I can't park in the garage right now because my space is full of other shit (a wheelbarrow for mulch, construction materials, sports gear, more sports gear) so this morning Meg and I headed down the driveway to a frozen minivan. It was 17 degrees. This is no biggie for January in Chicago but it's early November. We shivered and climbed into the van which wasn't any warmer. I exhaled a plume of breath and looked at it. The car turned over slowly. Meg shifted in her seat, trying not to touch anything frozen, but everything was frozen. She said, "Do you have butt-warmers?" I'm pretty sure she knew the answer. No. I don't have heated seats. Then I noticed she didn't have a coat. No coat! Actually, she had a coat but she was carrying it instead of wearing it... which, you know, makes total sense when it's freezing out, dude. Question: Why is this fashionable? Michael wore hoodies and stubbornly shunned jackets also.
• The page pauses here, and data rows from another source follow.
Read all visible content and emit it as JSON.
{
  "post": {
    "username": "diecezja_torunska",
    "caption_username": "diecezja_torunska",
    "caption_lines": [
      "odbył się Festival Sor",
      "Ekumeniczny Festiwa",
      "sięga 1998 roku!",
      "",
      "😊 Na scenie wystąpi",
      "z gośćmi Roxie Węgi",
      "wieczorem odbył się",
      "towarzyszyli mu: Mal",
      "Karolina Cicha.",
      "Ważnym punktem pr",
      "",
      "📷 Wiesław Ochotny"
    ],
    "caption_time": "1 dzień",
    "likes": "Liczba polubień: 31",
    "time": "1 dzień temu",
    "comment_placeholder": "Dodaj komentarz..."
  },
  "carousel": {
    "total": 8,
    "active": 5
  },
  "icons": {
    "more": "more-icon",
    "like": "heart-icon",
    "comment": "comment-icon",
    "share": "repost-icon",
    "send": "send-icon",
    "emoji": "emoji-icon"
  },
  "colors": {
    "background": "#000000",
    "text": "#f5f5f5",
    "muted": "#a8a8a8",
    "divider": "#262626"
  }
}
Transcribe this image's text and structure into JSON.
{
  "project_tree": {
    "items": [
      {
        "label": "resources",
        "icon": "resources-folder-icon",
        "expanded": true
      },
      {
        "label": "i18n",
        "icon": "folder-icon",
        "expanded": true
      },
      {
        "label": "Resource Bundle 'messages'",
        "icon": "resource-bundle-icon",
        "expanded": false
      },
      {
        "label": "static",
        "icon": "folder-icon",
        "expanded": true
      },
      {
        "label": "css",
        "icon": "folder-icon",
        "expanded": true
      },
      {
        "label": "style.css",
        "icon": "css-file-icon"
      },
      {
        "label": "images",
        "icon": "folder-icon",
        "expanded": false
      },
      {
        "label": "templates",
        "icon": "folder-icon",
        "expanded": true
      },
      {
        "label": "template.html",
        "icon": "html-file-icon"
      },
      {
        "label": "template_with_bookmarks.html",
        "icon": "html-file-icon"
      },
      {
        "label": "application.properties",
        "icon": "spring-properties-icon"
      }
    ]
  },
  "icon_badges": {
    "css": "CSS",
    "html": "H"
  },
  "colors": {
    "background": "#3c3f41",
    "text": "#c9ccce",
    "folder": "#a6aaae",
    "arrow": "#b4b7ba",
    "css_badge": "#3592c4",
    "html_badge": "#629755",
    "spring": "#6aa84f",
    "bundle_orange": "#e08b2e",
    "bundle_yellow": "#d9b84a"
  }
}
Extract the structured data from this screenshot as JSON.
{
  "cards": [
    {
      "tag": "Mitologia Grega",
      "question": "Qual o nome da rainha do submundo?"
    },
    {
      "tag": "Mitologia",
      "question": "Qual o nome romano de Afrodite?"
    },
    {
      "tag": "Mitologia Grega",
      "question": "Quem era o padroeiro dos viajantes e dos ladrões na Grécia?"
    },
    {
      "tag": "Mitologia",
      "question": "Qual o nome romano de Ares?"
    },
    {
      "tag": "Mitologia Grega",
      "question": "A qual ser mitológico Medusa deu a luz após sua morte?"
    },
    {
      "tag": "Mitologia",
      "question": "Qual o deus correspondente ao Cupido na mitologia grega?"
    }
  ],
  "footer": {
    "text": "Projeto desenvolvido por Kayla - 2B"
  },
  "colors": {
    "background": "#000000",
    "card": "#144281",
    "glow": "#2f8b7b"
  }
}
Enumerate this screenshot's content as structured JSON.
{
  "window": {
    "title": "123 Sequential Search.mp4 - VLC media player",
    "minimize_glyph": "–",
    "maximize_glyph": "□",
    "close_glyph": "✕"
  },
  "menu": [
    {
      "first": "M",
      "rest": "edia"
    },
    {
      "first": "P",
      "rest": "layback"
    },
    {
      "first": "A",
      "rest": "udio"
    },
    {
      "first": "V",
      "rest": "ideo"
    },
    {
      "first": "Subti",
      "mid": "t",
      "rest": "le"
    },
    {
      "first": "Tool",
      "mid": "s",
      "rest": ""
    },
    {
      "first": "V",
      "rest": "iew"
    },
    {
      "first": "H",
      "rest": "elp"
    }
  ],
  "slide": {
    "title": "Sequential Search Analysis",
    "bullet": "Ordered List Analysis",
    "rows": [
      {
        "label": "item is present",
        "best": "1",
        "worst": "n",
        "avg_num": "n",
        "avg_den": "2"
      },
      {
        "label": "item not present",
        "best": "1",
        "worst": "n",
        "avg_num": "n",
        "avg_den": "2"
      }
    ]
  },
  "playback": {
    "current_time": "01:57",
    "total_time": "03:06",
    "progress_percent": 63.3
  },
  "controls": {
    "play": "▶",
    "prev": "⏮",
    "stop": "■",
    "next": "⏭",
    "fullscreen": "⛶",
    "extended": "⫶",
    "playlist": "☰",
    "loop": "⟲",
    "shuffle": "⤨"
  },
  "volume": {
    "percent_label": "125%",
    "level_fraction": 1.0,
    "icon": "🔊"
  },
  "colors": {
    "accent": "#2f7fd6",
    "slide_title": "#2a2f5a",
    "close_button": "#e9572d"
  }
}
At their age, I remember rolling jeans, fixing turtlenecks, spraying hairspray, spraying cologne, but the winter jacket meant nothing; its presence or absence, its style or brand, announced nothing about you. (Except for the cool kids who skied and had lift tickets dangling like jewelry.) Anyway, as a parent, I draw on my own young experience for a kind of comparative understanding. This, of course, is often futile, irrelevant, illogical. Things change. If you wore a hoodie to my junior high back in '88, you'd hear snickers. Sweatpants were a no-no. As for butt-warmers and cars: I buy base models because I can't afford to pay extra. Or maybe I choose not to (that sounds better). As grueling as life is without heated seats, I survive so I can do other things: travel, eat sushi, get tickets to Hamilton or a Cubs game. I didn't go to Hamilton or a Cubs game this year. My arguments with M 'n' m often blow up in my face like this, also. But my money is finite, which is a fun problem to have most of the time; I get to make decisions and enjoy them. My goal is to help M 'n' m with college, and at the rate things are going, I'll be able to pay for one textbook and a pizza.
A question just popped into my head: How many words are there in the English language? I asked Google. Literally. Verbally. You know how it goes: I tapped the Google microphone icon on my smartphone, said the question, and a pleasant female voice replied: "The Second Edition of the 20-volume Oxford English Dictionary contains full entries for 171,476 words in current use, and 47,156 obsolete words. To this may be added around 9,500 derivative words included as subentries." I will ask Siri and Alexa and confirm consensus. Remember the days when you had to thumb through books to find answers? And sometimes you couldn't find an answer and were left to wonder. Yeah, that was the effin' stone age, man! How unenlightened we were. But we were thoughtful. And happy.
Meg had her first basketball tourney of the season over the weekend and did awesome. I love her.